THE annual national Beauty of Books awards were presented to 25 books from 20 publishers yesterday.

The winners will take part in an annual international book design competition next year in Leipzig, Germany.

This year’s competition started accepting applications in June and received 541 entries from 101 publishers, covering fields including art, education and history. The results came after two rounds of voting.

The competition organizer, Shanghai Press and Publication Bureau, said its standards were in line with both those of the Leipzig award and Chinese culture.

“We organize this event to encourage matching of design and content, and help to raise the standard of domestic book design by building bridges for Chinese books to be seen by the world.”

Among the 25 winners, “LOCUS” published by CABP shows the simple beauty of structures. Containing the work of Chinese, Japanese and South Korean architects, the book has an elegant layout with text — Chinese, English, Japanese and Korean — running lengthways, crosswise and in italics. Some fonts are very large and some quite small.

The Commercial Press brought Japanese artists to the competition.

Three books — “Yu-ichi Inoue,” “Shiko Munakata” and “Kazuo Yagi” — are biographies of masters of Japanese calligraphy, painting and ceramics. With a magnet in its slipcase, the whole set is black with the pictures inside all black and white. The page edges are variously cut in crude deckle, smooth or irregular.

This year, a book for the blind won an award for the first time. “Touching the Sun and Grass,” a two volume set published by Shandong Friendship Publishing House, has a hand on their covers, a reference to how blind people read.
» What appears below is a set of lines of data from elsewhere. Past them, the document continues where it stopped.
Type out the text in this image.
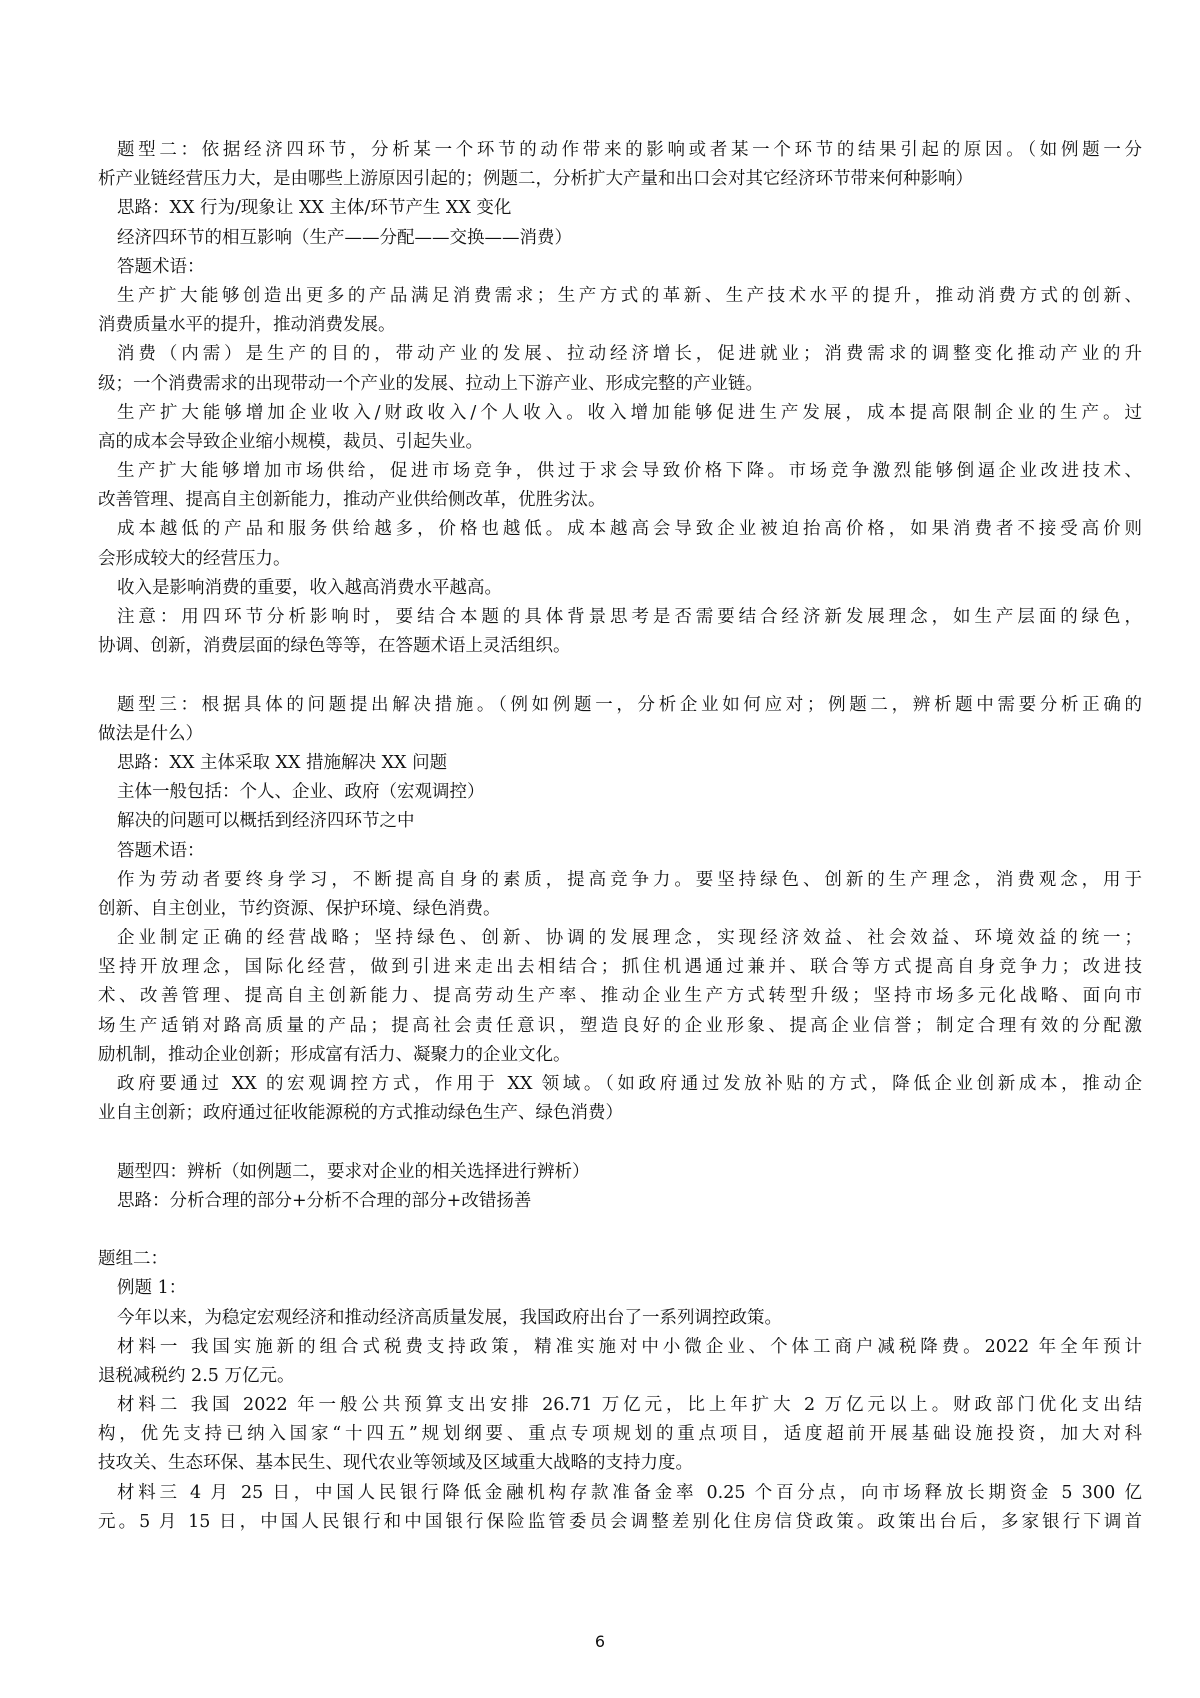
题型二：依据经济四环节，分析某一个环节的动作带来的影响或者某一个环节的结果引起的原因。（如例题一分
析产业链经营压力大，是由哪些上游原因引起的；例题二，分析扩大产量和出口会对其它经济环节带来何种影响）
思路：XX 行为/现象让 XX 主体/环节产生 XX 变化
经济四环节的相互影响（生产——分配——交换——消费）
答题术语：
生产扩大能够创造出更多的产品满足消费需求；生产方式的革新、生产技术水平的提升，推动消费方式的创新、
消费质量水平的提升，推动消费发展。
消费（内需）是生产的目的，带动产业的发展、拉动经济增长，促进就业；消费需求的调整变化推动产业的升
级；一个消费需求的出现带动一个产业的发展、拉动上下游产业、形成完整的产业链。
生产扩大能够增加企业收入/财政收入/个人收入。收入增加能够促进生产发展，成本提高限制企业的生产。过
高的成本会导致企业缩小规模，裁员、引起失业。
生产扩大能够增加市场供给，促进市场竞争，供过于求会导致价格下降。市场竞争激烈能够倒逼企业改进技术、
改善管理、提高自主创新能力，推动产业供给侧改革，优胜劣汰。
成本越低的产品和服务供给越多，价格也越低。成本越高会导致企业被迫抬高价格，如果消费者不接受高价则
会形成较大的经营压力。
收入是影响消费的重要，收入越高消费水平越高。
注意：用四环节分析影响时，要结合本题的具体背景思考是否需要结合经济新发展理念，如生产层面的绿色，
协调、创新，消费层面的绿色等等，在答题术语上灵活组织。
题型三：根据具体的问题提出解决措施。（例如例题一，分析企业如何应对；例题二，辨析题中需要分析正确的
做法是什么）
思路：XX 主体采取 XX 措施解决 XX 问题
主体一般包括：个人、企业、政府（宏观调控）
解决的问题可以概括到经济四环节之中
答题术语：
作为劳动者要终身学习，不断提高自身的素质，提高竞争力。要坚持绿色、创新的生产理念，消费观念，用于
创新、自主创业，节约资源、保护环境、绿色消费。
企业制定正确的经营战略；坚持绿色、创新、协调的发展理念，实现经济效益、社会效益、环境效益的统一；
坚持开放理念，国际化经营，做到引进来走出去相结合；抓住机遇通过兼并、联合等方式提高自身竞争力；改进技
术、改善管理、提高自主创新能力、提高劳动生产率、推动企业生产方式转型升级；坚持市场多元化战略、面向市
场生产适销对路高质量的产品；提高社会责任意识，塑造良好的企业形象、提高企业信誉；制定合理有效的分配激
励机制，推动企业创新；形成富有活力、凝聚力的企业文化。
政府要通过 XX 的宏观调控方式，作用于 XX 领域。（如政府通过发放补贴的方式，降低企业创新成本，推动企
业自主创新；政府通过征收能源税的方式推动绿色生产、绿色消费）
题型四：辨析（如例题二，要求对企业的相关选择进行辨析）
思路：分析合理的部分+分析不合理的部分+改错扬善
题组二：
例题 1：
今年以来，为稳定宏观经济和推动经济高质量发展，我国政府出台了一系列调控政策。
材料一 我国实施新的组合式税费支持政策，精准实施对中小微企业、个体工商户减税降费。2022 年全年预计
退税减税约 2.5 万亿元。
材料二 我国 2022 年一般公共预算支出安排 26.71 万亿元，比上年扩大 2 万亿元以上。财政部门优化支出结
构，优先支持已纳入国家“十四五”规划纲要、重点专项规划的重点项目，适度超前开展基础设施投资，加大对科
技攻关、生态环保、基本民生、现代农业等领域及区域重大战略的支持力度。
材料三 4 月 25 日，中国人民银行降低金融机构存款准备金率 0.25 个百分点，向市场释放长期资金 5 300 亿
元。5 月 15 日，中国人民银行和中国银行保险监管委员会调整差别化住房信贷政策。政策出台后，多家银行下调首
6
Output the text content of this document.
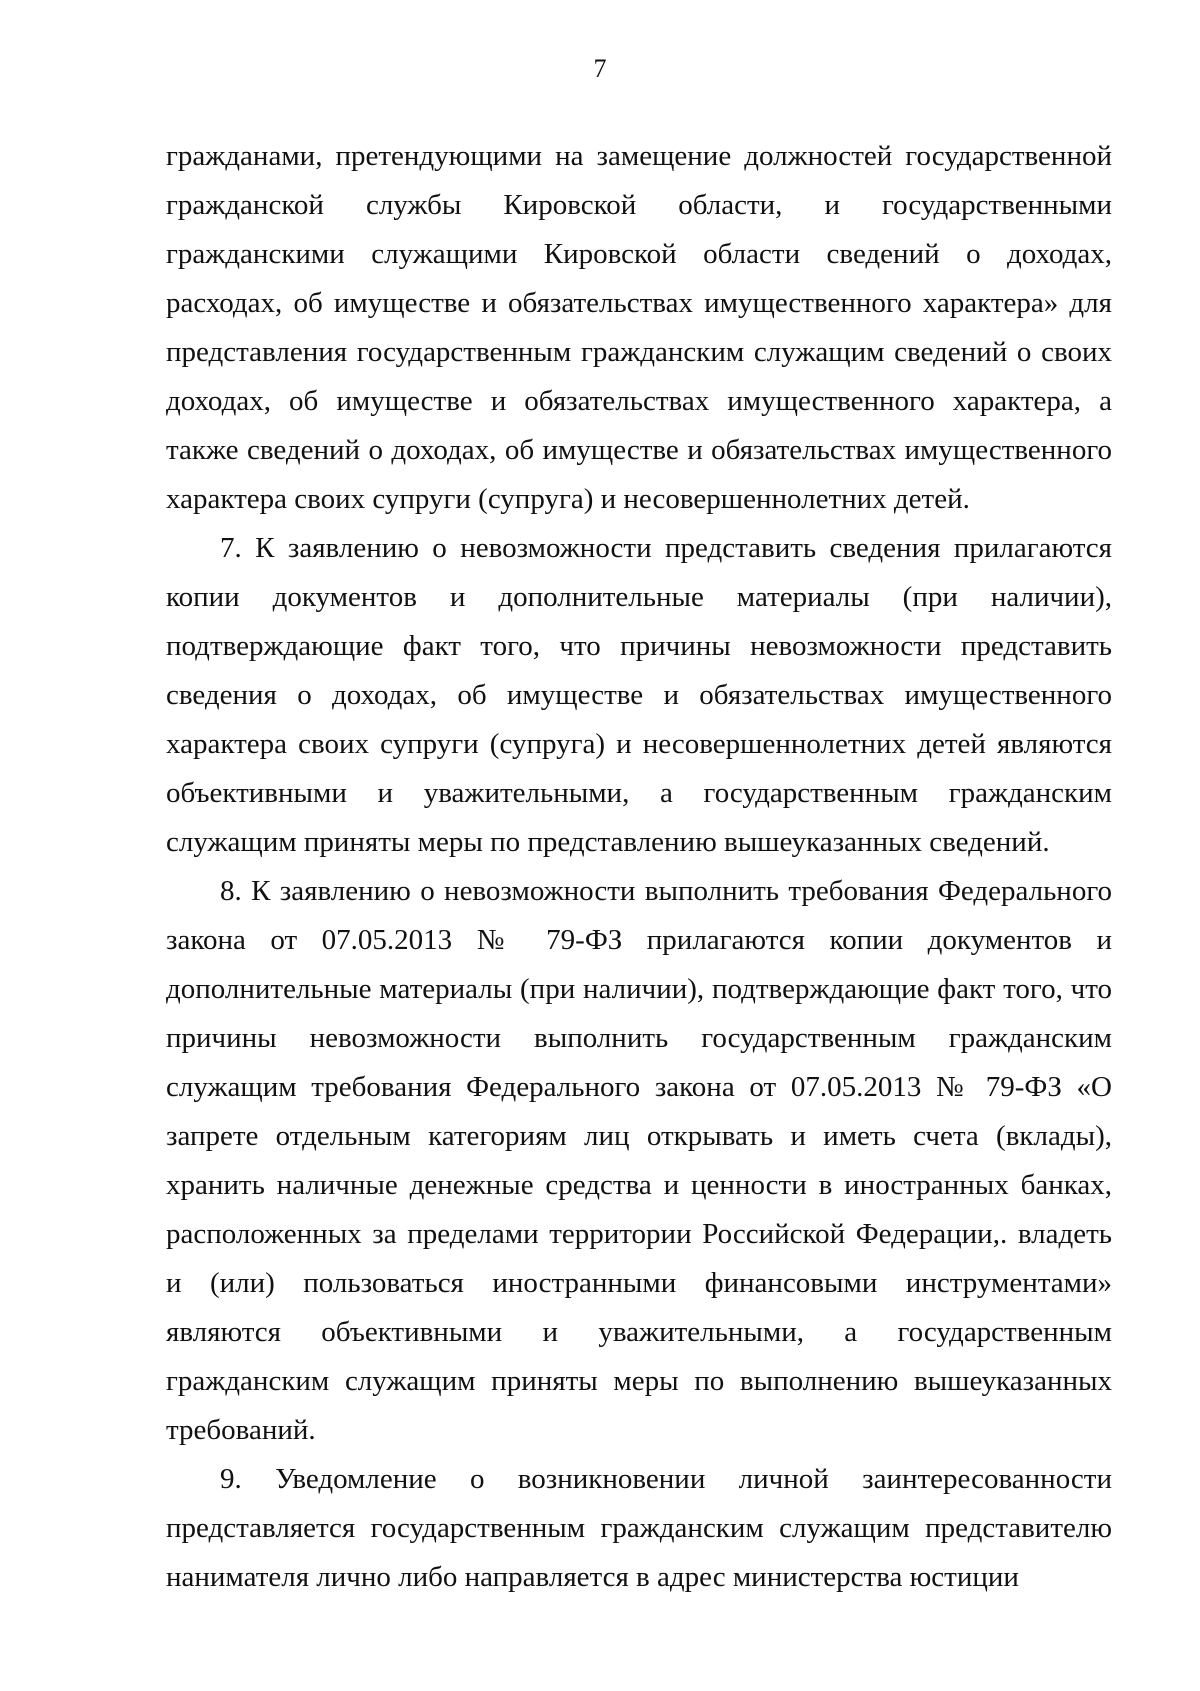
7

гражданами, претендующими на замещение должностей государственной гражданской службы Кировской области, и государственными гражданскими служащими Кировской области сведений о доходах, расходах, об имуществе и обязательствах имущественного характера» для представления государственным гражданским служащим сведений о своих доходах, об имуществе и обязательствах имущественного характера, а также сведений о доходах, об имуществе и обязательствах имущественного характера своих супруги (супруга) и несовершеннолетних детей.

7. К заявлению о невозможности представить сведения прилагаются копии документов и дополнительные материалы (при наличии), подтверждающие факт того, что причины невозможности представить сведения о доходах, об имуществе и обязательствах имущественного характера своих супруги (супруга) и несовершеннолетних детей являются объективными и уважительными, а государственным гражданским служащим приняты меры по представлению вышеуказанных сведений.

8. К заявлению о невозможности выполнить требования Федерального закона от 07.05.2013 № 79-ФЗ прилагаются копии документов и дополнительные материалы (при наличии), подтверждающие факт того, что причины невозможности выполнить государственным гражданским служащим требования Федерального закона от 07.05.2013 № 79-ФЗ «О запрете отдельным категориям лиц открывать и иметь счета (вклады), хранить наличные денежные средства и ценности в иностранных банках, расположенных за пределами территории Российской Федерации,. владеть и (или) пользоваться иностранными финансовыми инструментами» являются объективными и уважительными, а государственным гражданским служащим приняты меры по выполнению вышеуказанных требований.

9. Уведомление о возникновении личной заинтересованности представляется государственным гражданским служащим представителю нанимателя лично либо направляется в адрес министерства юстиции
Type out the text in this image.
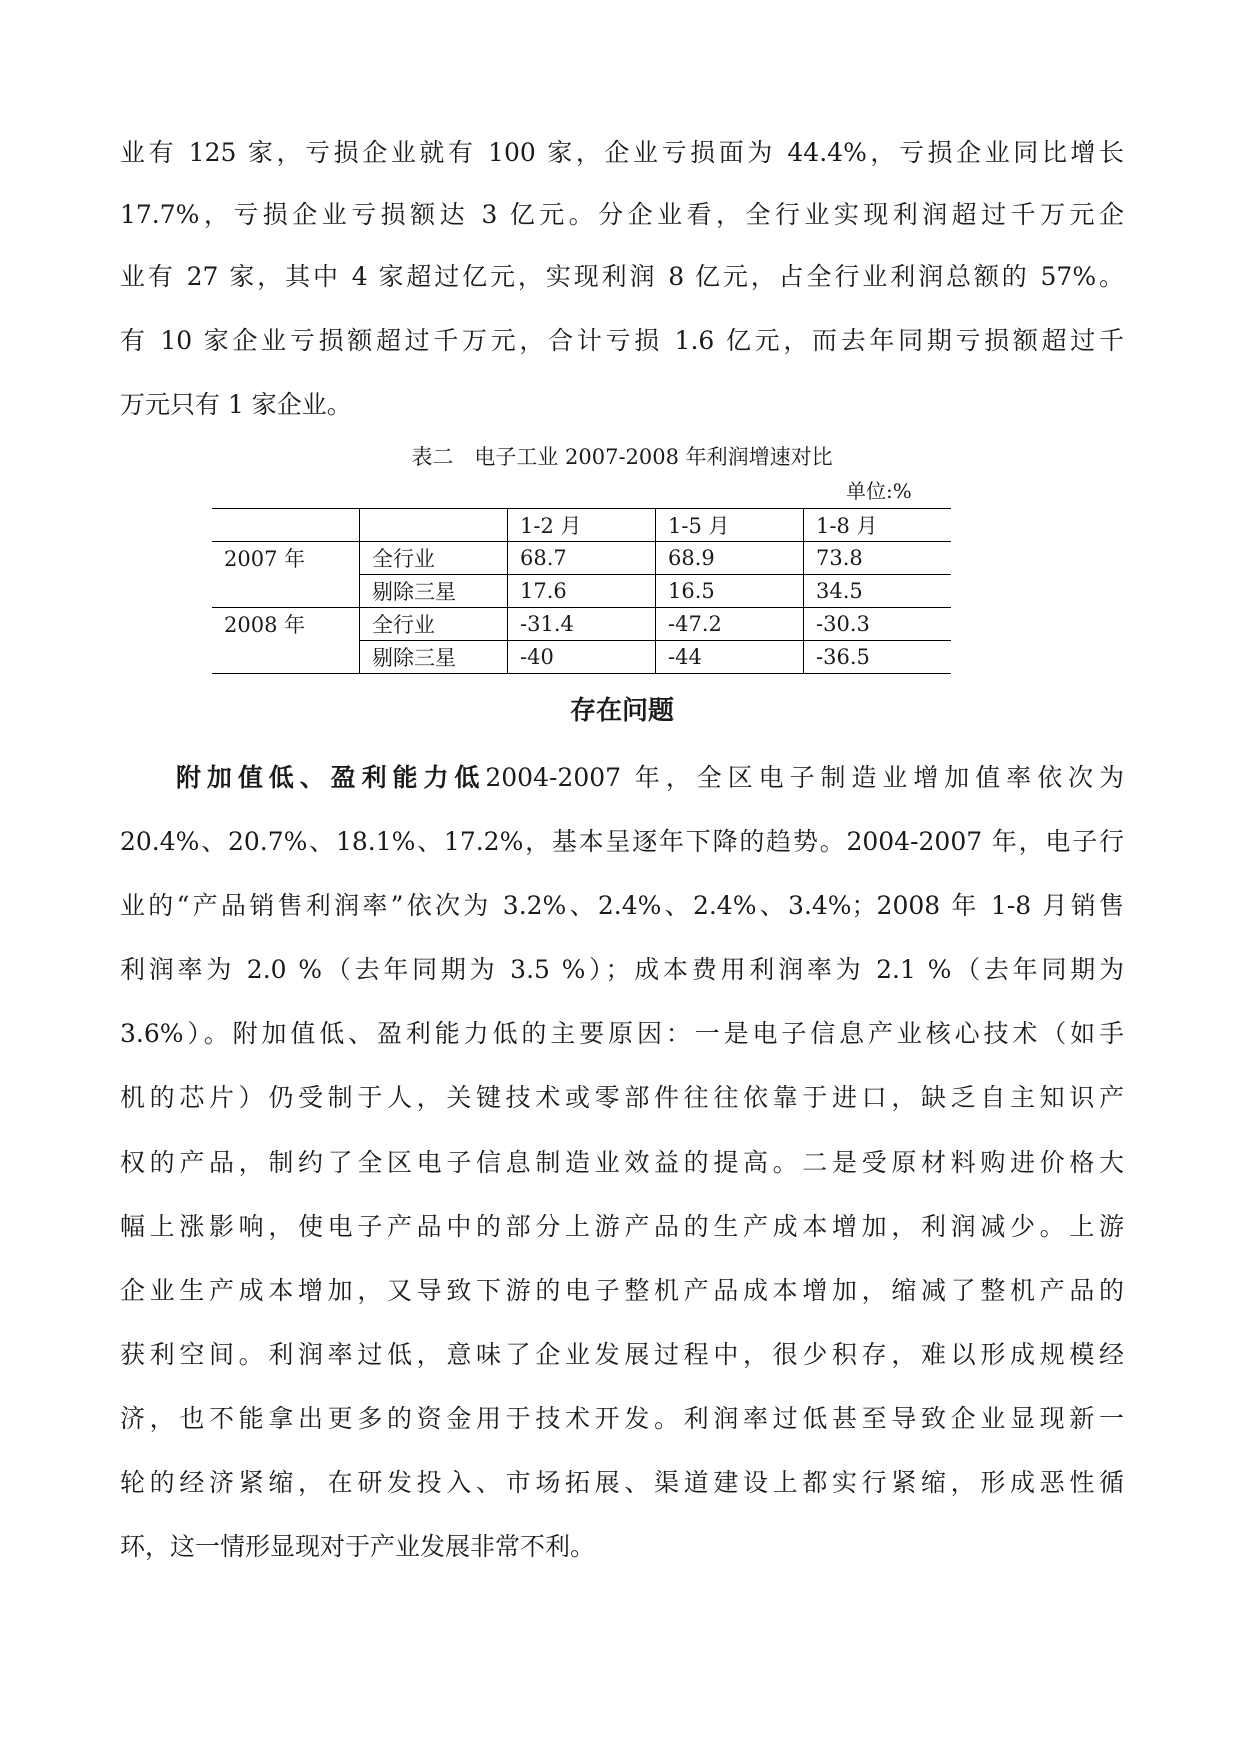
业有 125 家，亏损企业就有 100 家，企业亏损面为 44.4%，亏损企业同比增长
17.7%，亏损企业亏损额达 3 亿元。分企业看，全行业实现利润超过千万元企
业有 27 家，其中 4 家超过亿元，实现利润 8 亿元，占全行业利润总额的 57%。
有 10 家企业亏损额超过千万元，合计亏损 1.6 亿元，而去年同期亏损额超过千
万元只有 1 家企业。
表二　电子工业 2007-2008 年利润增速对比
单位:%
		1-2 月	1-5 月	1-8 月
2007 年	全行业	68.7	68.9	73.8
	剔除三星	17.6	16.5	34.5
2008 年	全行业	-31.4	-47.2	-30.3
	剔除三星	-40	-44	-36.5
存在问题
附加值低、盈利能力低2004-2007 年，全区电子制造业增加值率依次为
20.4%、20.7%、18.1%、17.2%，基本呈逐年下降的趋势。2004-2007 年，电子行
业的“产品销售利润率”依次为 3.2%、2.4%、2.4%、3.4%；2008 年 1-8 月销售
利润率为 2.0 %（去年同期为 3.5 %）；成本费用利润率为 2.1 %（去年同期为
3.6%）。附加值低、盈利能力低的主要原因：一是电子信息产业核心技术（如手
机的芯片）仍受制于人，关键技术或零部件往往依靠于进口，缺乏自主知识产
权的产品，制约了全区电子信息制造业效益的提高。二是受原材料购进价格大
幅上涨影响，使电子产品中的部分上游产品的生产成本增加，利润减少。上游
企业生产成本增加，又导致下游的电子整机产品成本增加，缩减了整机产品的
获利空间。利润率过低，意味了企业发展过程中，很少积存，难以形成规模经
济，也不能拿出更多的资金用于技术开发。利润率过低甚至导致企业显现新一
轮的经济紧缩，在研发投入、市场拓展、渠道建设上都实行紧缩，形成恶性循
环，这一情形显现对于产业发展非常不利。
The set allows blind readers to touch and experience the changing nature of Chinese characters alongside changes to the Braille alphabet.

To give general readers access to the world of the blind, the books use both text and Braille.

An unusual winner from Shanghai Literature and Art Publishing House was “Boogers Talking,” a funny book with a booger who works as a science teacher as the main protagonist. It has QR codes so readers can watch some short animations and pick up extra information about the scientific content.